Fog Creek Software
Discussion Board

Joel's wrong on this one.

The failure of the new CLCS project doesn't invalidate the Shuttle's SEI Level 5 'Poster Child' team.  It validates it.

The software produced and maintained by the SEI Level 5 is the archaic code they were hoping to replace.

This is actually a big win for SEI Level 5, because using the latest techniques and technologies, they were unable to better the 30 year old system.

I'll bet their mistake was to rewrite from scratch.  As the fast company article states, the old system had 30 years worth of bug fixes stored away.

The articles dissmissal of the old code base as 'archaic' seems to indicate that the new developers lacked respect for the existing code.

Still, Joel can take refuge in the fact that there is egg on Sun's face:

Ged Byrne
Wednesday, September 18, 2002

"The challenge will be to replace an existing system for which requirements are well-defined. CLCS development must separate real requirements from 20 years of cultural influences and obsolete hardware."

This link seems to confirm they made the classic rewrite from scratch mistakes. 

It looks like the Architecture Astronaughts were at work, too.  Were embedded web servers and Java applets really the right tools for the job?

Ged Byrne
Wednesday, September 18, 2002

It is always surprising to me how many large organizations still rely on applications that were coded when Reagan was still in his first term (or earlier). If the company was big enough to buy a mainframe back then and build, say their billing application, they could easily be using that same application today (hey, that COBOL isn't pretty but it's 100% debugged).

I've met a number of people who sheepishly admit they can't justify the cost of "upgrading." What's the alternative? Port it all to SAP? Well, lot's of people have tried that and I've never met anyone who found that inexpensive or painless.

There are lots who have found the better alternative is emulation and/or middleware (and by middleware, a lot of  people mean that perl script they hacked out last night to grab stuff from the mainframe every morning at 3am, munge it, dump it into Oracle and then feed it out to a Web Service or some PowerBuilder app).

But what's a CTO to do? What sounds better when they chat with the CEO:

CTO Alpha: "We are investigating the latest and greatest technology from [insert big name vendors] that will support [insert buzzword] at a cost of [insert exorbitant cost] and I've hired the smart people to do this"
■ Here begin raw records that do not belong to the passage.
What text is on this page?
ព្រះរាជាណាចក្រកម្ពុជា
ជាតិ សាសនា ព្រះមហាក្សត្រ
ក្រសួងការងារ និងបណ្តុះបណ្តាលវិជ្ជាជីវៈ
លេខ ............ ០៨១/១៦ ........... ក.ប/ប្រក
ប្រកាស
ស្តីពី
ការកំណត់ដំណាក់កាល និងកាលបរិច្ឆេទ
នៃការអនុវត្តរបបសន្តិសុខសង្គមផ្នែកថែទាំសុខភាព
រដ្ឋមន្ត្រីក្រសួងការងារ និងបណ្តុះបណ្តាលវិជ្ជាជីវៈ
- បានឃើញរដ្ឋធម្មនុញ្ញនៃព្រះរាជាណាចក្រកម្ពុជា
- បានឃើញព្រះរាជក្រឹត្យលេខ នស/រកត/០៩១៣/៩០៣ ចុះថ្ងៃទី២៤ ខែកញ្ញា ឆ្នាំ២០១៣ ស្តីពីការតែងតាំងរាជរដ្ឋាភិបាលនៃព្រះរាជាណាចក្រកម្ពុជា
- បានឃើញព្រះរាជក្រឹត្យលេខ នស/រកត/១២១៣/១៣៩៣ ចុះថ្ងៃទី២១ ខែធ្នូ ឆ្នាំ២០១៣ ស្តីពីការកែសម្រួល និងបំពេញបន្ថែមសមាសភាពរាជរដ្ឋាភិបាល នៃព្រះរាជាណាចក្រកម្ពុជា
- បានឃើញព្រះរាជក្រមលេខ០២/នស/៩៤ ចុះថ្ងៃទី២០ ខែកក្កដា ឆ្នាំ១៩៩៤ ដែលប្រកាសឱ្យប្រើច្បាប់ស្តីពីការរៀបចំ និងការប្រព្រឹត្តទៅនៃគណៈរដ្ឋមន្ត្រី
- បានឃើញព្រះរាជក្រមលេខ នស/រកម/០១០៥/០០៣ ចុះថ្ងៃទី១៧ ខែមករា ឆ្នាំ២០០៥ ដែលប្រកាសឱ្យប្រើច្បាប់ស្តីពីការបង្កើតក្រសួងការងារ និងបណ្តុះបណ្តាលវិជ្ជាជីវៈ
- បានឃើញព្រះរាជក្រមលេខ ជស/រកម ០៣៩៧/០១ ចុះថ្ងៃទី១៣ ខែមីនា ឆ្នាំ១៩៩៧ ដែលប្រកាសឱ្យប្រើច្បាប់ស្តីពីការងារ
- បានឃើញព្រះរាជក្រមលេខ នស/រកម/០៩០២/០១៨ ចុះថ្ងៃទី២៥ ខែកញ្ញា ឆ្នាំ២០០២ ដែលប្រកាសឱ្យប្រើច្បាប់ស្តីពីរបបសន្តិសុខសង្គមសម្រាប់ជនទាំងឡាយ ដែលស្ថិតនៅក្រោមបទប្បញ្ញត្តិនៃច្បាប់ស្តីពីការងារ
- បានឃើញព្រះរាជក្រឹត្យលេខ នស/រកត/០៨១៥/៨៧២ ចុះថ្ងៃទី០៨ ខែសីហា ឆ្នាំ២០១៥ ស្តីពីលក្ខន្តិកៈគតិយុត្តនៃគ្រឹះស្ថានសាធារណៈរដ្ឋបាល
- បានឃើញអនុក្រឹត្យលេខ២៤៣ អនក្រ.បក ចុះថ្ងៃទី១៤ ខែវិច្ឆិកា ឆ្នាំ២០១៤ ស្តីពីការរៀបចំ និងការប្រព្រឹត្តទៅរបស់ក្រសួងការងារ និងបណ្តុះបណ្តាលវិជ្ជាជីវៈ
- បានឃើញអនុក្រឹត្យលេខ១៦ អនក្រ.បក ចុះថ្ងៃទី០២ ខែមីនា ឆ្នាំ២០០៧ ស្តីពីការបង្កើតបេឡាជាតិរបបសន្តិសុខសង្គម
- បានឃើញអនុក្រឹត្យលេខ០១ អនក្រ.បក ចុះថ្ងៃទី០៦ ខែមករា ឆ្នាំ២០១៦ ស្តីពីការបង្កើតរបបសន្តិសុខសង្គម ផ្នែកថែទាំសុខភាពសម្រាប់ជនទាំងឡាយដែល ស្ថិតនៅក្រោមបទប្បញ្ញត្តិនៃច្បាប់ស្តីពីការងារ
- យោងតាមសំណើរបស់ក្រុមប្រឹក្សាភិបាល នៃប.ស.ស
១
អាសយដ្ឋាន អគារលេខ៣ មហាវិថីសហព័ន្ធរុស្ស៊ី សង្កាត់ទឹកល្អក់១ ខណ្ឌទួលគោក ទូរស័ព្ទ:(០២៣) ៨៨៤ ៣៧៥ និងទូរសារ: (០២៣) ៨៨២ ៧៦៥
CTO Beta: "You remember Bob Cratchett? Well last week he and Kermit D. Frog spent a few days writing some web scripts so customer service agents can get billing history of all our clients through their browser. We should probably add a few features, but guess what--it didn't cost us anything other than their salary for two days"

I suspect that to a lot of CEO's, CTO Alpha sounds like a smart, sophisticated technologist who will lead the company forward through the twisted technology maze--but CTO Beta sounds like a crank who spends his spare time at flea markets and garage sales. And yet, I think CTO Beta is onto something.

Karl Fast
Wednesday, September 18, 2002

I'm not going to get into CMM or anything like that. 

The majority components of these systems are HARD real-time systems.  That didn't seem to crop up in the article, although it mentioned that pieces of the system were on "standard hardware". 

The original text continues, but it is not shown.